Shūji Tsushima was a tragedy, but also an excelling beauty in the literary world. With a vivacity and a deep sensibility that was capable of filtering the most dense and tragic aspects of existence, he was engrossed in a struggle against himself, in an effort to determine the validity of life. A warrior whose soul felt with regret the misery and the uneasiness of a world full of emptiness, Tsushima resented living a life without the proper answers to the most relevant and sincere elements of what it means to be human. Never being able to find true happiness anywhere, he managed to be content with the ephemeral pleasure of prostitutes, brief liaisons, alcohol and narcotics, resining himself to pretend that this is all that life has to offer.

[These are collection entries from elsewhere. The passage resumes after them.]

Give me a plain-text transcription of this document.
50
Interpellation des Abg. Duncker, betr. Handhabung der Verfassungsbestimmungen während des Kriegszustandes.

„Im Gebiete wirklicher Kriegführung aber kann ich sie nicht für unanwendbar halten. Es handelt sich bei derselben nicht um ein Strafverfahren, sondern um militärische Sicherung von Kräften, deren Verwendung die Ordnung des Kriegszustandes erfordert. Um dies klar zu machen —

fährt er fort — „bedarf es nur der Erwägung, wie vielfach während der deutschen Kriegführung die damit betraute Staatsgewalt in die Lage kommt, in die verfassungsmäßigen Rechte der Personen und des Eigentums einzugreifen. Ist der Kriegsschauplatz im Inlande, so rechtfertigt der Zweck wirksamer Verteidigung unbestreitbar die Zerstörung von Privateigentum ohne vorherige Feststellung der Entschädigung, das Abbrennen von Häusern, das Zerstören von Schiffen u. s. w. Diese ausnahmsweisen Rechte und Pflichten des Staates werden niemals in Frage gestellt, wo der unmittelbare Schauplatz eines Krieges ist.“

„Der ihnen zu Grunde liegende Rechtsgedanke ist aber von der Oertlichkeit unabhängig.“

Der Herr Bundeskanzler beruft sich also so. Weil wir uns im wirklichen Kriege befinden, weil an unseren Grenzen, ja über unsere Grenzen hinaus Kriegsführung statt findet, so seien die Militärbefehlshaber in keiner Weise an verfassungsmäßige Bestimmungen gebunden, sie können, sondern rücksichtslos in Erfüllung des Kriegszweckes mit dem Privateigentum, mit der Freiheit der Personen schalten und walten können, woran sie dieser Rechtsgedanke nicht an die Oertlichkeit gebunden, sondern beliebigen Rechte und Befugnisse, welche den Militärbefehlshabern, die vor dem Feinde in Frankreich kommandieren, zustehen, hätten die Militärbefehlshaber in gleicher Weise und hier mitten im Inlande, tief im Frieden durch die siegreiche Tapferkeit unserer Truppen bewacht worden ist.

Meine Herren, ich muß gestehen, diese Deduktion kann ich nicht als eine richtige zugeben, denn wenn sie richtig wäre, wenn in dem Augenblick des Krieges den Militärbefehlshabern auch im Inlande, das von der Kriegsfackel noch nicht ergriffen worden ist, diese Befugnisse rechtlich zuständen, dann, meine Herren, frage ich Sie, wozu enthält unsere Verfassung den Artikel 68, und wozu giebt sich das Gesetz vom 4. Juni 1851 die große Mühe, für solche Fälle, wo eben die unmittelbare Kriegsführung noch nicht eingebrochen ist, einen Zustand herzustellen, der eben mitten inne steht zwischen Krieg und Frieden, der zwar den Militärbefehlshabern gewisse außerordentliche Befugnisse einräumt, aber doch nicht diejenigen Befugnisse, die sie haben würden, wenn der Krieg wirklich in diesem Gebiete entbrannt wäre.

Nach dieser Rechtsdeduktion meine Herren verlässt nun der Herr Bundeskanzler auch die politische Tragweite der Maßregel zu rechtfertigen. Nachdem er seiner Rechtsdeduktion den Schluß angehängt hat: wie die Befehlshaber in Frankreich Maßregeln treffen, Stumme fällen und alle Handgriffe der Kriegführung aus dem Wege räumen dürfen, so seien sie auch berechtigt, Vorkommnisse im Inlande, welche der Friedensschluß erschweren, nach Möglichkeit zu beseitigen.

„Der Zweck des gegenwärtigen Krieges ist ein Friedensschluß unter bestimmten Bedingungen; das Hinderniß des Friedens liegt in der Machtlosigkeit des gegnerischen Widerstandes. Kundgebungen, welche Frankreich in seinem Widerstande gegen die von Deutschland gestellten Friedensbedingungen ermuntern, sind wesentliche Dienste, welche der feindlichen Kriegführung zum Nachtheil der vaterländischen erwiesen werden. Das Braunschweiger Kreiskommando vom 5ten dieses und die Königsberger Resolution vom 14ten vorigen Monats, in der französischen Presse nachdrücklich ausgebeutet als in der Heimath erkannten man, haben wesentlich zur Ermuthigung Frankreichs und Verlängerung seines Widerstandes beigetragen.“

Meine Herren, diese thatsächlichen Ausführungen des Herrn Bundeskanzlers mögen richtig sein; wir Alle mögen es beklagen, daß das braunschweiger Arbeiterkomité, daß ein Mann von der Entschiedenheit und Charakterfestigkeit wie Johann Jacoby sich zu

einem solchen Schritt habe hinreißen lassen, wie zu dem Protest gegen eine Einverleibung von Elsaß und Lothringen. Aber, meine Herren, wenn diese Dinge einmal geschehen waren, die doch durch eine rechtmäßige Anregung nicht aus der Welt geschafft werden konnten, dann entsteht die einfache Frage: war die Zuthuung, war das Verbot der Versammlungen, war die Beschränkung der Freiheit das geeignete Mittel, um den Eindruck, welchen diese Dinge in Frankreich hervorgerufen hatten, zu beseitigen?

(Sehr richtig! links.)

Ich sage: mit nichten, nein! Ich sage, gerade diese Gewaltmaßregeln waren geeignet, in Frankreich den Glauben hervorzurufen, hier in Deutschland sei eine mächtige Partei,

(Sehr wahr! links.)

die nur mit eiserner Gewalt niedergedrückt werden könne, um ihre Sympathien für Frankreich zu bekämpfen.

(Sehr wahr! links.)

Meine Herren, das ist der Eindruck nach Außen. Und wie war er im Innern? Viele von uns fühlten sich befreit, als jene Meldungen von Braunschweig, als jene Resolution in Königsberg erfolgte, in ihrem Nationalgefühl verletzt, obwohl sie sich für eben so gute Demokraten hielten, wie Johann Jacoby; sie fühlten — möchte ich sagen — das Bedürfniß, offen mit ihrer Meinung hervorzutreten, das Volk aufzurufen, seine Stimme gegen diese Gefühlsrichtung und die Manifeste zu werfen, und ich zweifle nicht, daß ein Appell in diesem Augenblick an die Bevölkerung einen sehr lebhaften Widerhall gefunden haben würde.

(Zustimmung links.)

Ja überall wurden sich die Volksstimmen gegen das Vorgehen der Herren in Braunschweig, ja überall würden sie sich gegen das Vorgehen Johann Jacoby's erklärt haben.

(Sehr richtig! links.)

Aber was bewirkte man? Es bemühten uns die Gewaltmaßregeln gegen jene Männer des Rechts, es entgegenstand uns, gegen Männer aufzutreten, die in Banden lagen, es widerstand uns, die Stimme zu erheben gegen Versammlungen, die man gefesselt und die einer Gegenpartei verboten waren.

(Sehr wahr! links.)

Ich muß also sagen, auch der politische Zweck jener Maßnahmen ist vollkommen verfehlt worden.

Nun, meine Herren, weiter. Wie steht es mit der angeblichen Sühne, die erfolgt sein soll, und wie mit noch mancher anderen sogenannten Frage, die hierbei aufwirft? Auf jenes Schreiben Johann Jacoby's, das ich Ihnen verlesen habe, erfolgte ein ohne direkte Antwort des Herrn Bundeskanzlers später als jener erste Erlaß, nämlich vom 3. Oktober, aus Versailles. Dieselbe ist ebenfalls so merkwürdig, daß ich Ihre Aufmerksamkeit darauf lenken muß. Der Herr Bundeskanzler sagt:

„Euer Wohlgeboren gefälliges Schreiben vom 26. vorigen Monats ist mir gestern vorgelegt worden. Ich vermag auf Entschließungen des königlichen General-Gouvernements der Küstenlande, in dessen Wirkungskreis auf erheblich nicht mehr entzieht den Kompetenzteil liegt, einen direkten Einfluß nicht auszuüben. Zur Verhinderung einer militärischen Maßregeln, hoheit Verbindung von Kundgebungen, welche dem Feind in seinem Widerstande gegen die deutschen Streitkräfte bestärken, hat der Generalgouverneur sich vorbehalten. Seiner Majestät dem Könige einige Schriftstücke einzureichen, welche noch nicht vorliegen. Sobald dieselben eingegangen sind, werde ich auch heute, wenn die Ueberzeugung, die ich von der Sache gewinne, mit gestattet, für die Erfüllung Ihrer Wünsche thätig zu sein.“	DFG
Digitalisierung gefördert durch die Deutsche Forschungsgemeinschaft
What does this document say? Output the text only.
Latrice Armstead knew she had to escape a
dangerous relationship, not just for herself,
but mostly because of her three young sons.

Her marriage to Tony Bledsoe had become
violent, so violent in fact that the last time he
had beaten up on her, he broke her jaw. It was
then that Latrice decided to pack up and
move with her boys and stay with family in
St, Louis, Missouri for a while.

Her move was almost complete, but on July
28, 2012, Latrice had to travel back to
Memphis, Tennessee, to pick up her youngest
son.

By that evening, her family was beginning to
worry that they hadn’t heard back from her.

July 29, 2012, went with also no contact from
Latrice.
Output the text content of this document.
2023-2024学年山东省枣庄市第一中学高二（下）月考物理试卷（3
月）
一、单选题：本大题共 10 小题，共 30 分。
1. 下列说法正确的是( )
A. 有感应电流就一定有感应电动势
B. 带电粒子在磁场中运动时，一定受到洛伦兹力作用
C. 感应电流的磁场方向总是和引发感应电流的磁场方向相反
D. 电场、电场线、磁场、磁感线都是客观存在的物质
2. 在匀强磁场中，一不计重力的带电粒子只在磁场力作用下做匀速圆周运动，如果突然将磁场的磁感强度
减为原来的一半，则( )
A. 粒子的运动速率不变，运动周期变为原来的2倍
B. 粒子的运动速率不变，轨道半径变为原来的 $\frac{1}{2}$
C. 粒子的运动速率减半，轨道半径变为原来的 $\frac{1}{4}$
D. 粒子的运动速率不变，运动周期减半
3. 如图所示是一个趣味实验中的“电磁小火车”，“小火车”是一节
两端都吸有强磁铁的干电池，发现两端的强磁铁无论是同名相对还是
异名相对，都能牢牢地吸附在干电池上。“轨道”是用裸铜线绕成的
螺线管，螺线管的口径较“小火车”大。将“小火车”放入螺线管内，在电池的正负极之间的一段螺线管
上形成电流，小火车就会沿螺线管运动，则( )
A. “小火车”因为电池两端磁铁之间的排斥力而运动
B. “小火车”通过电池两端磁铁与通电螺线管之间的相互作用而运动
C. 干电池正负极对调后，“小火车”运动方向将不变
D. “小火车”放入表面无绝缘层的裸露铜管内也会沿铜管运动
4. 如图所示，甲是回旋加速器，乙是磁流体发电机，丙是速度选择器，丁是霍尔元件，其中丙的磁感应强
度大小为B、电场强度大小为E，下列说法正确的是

Not being able to restrict his impulsive restlessness, the ardent savagery of his disturbed heart couldn’t bear the sordid anguish of a miserable existence. Although it is somewhat easy to perceive that he was not a nihilist, he apparently at some point gave up looking life as a more profound and meaningful source of redemption, the effort apparently no longer being considered worthwhile.
A formidable literary talent that deserves to be vastly appreciated, Shūji Tsushima will always be a dramatic, though inspiringly graceful landmark in Japanese literature. As someone who saw life as a battle fought between the visceral agony of the perceptions of the soul and the inherent fatalities of a darkness that never fades away, this colossal literary icon will remain a splendid strength of glorious sensibility in the literary arts – unparalleled with anyone before or after him –, never to be matched in the lancinating brutality of his diffuse sincerity.